The symptom: throughput collapses at N cores in a way that does not match the structure's algorithmic complexity. Two cores hit a known-uncontended structure, and yet they slow each other down.

The tool: perf c2c on Linux, which directly measures cache-line bouncing.

perf c2c record -F 999 ./your_binary
perf c2c report

The report shows which cache lines are bouncing and which functions are touching them. A line that bounces millions of times in a benchmark with no algorithmic contention is a false-sharing victim.

Padding patterns¶

Three idioms:

// Pattern 1: explicit byte padding (Go 1.x compatible)
type SPSC struct {
    head atomic.Uint64
    _    [56]byte
    tail atomic.Uint64
    _    [56]byte
}

// Pattern 2: padded type
type padInt64 struct {
    v atomic.Int64
    _ [56]byte
}

// Pattern 3: hoist via struct embedding
type alignedHead struct {
    head atomic.Uint64
}
type alignedTail struct {
    tail atomic.Uint64
}
type SPSC2 struct {
    a alignedHead
    _ [56]byte
    b alignedTail
}

Pattern 1 is the most common. Pattern 3 is the most readable. Pattern 2 is the most reusable.

For 128-byte cache lines, increase the pad to [120]byte (or pad until offset of the next field is 128 bytes aligned).

What the Go runtime does¶

Look at runtime/sema.go: the semaphore root table has explicit padding between roots. runtime/mheap.go aligns mheap fields by hand. The Go authors have learned the same lessons; their padding choices are good reference material.

Verification¶

The unsafe.Offsetof function lets you assert layout in tests:

func TestSPSCLayout(t *testing.T) {
    var q SPSC
    if unsafe.Offsetof(q.tail)-unsafe.Offsetof(q.head) < 64 {
        t.Fatalf("head and tail share a cache line")
    }
}

This catches regressions when a field is added in the middle of the struct.

NUMA Effects¶

A NUMA (non-uniform memory access) machine has multiple memory controllers, each closer to some cores than others. A core accessing memory attached to its local controller pays maybe 80 ns; a core accessing remote memory pays 200+ ns. Lock-free structures shared across NUMA nodes pay the remote-access cost on every cache-line bounce.

Symptoms¶

Single-socket benchmarks scale well; dual-socket benchmarks plateau at 60-70% of single-socket peak per socket.
perf c2c shows cache lines bouncing between sockets, not within.
The data structure's algorithmic complexity does not predict the slowdown.

Mitigations¶

Pin goroutines to NUMA nodes. Not directly possible in Go without external tooling (numactl, taskset). For latency-critical services, run one process per NUMA node and shard work at the network layer.
Per-socket sharding. Sharded structures that align shard boundaries with NUMA topology. github.com/intel-go/cpuid exposes topology info.
NUMA-aware allocators. Go's allocator is NUMA-naive. Memory is allocated wherever the runtime placed the mcache. For very-latency-sensitive paths, pre-allocate slabs in a known NUMA-local region (requires CGO + libnuma).

When NUMA matters¶

Database engines on bare metal.
Trading systems on dedicated hardware.
Cloud VMs that span sockets (uncommon; most cloud instance shapes fit one socket).

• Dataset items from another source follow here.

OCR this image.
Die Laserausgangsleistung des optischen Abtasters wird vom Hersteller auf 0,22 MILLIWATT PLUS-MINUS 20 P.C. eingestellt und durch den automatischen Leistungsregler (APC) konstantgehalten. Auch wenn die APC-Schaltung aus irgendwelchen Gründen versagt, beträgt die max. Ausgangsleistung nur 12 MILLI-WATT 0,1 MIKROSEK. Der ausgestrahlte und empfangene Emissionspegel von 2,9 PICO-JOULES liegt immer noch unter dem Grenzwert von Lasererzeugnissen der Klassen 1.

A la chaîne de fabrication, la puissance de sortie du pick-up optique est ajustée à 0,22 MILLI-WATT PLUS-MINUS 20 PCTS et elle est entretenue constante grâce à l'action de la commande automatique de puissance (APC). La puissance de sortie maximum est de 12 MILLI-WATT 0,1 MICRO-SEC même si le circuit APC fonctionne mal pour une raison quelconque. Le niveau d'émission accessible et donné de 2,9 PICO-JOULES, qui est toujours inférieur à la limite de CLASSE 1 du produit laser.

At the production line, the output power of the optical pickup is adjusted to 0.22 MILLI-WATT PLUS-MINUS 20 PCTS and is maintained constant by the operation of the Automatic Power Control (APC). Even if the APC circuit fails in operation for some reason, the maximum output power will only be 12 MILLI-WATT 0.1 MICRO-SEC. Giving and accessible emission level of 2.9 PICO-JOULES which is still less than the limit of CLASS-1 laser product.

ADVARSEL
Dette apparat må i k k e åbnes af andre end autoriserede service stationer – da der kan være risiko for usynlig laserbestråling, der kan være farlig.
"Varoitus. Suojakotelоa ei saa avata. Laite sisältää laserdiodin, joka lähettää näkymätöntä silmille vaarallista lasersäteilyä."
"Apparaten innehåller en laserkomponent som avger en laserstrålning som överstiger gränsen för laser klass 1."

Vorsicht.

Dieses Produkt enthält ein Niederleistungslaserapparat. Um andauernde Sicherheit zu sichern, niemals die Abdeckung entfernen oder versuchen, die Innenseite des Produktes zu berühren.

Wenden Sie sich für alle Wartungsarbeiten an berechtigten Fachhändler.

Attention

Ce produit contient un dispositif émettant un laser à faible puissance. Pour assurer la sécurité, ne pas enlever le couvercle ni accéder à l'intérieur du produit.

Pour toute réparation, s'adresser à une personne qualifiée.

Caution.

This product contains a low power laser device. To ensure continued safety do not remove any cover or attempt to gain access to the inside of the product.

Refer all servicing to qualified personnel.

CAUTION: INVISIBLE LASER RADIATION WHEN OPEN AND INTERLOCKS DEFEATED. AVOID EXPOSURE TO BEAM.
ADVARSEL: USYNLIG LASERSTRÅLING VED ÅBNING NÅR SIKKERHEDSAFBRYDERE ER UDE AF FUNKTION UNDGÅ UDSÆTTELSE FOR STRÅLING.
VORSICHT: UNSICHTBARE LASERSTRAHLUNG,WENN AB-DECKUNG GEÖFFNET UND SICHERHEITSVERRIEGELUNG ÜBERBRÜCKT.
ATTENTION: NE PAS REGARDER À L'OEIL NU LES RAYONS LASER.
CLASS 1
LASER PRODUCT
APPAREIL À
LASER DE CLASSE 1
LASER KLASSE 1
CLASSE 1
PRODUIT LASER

Most Go services run on single-socket VMs and never see NUMA effects. Verify the topology (lscpu, numactl --hardware) before assuming you have a NUMA problem.

Real-World Libraries¶

A non-exhaustive tour of Go libraries that implement lock-free data structures in production-grade form.

`sync.Map` (standard library)¶

A read-mostly lock-free-ish map. Internally uses a read-only "read" map and a mutex-protected "dirty" map. Reads on hot keys are lock-free. Reads on cold keys promote them and become contention sources until the dirty map is promoted.

Use when: you have a map with keys that are written once and read many times, or keys with disjoint sets per goroutine. Avoid when: writes are frequent and well-distributed (a plain sync.RWMutex + map does better).

`sync.Pool` (standard library)¶

Per-P caches with steal-from-victim semantics. Used inside the standard library for buffer reuse (fmt, encoding/json, net/http). The lock-free path is the per-P fast path; the steal path takes a brief lock.

Use when: you allocate-then-discard objects on hot paths. Avoid when: you need objects to live longer than a GC cycle (the pool is cleared on GC).

`github.com/puzpuzpuz/xsync`¶

A library of concurrent maps and counters using EBR-like schemes. The Map is a Click-style hash map. The Counter is per-P sharded with linkname tricks. Well-benchmarked, well-tested.

Use when: profiling shows sync.Map failing under your workload. Caveat: linkname dependencies.

`github.com/cornelk/hashmap`¶

A more direct Click-style port. Reads are wait-free, writes use CAS. Less batteries-included than xsync but more transparent in implementation.

`github.com/dgraph-io/ristretto`¶

A high-throughput cache. Uses a TinyLFU admission policy and sync.Pool-backed buffers internally. Not purely lock-free but a good example of how careful concurrent design beats naive lock-free.

`github.com/lotusdblabs/lotusdb` and friends¶

Embedded databases that use lock-free skip lists for memtables. The implementations are educational because the use case justifies the complexity (sustained millions of writes per second on a single process).

Go's runtime¶

Worth re-mentioning: the runtime itself is the largest body of production-grade lock-free Go code. runtime/proc.go, runtime/sema.go, runtime/lockrank.go, runtime/mgcwork.go. Reading the runtime is the best apprenticeship for lock-free Go.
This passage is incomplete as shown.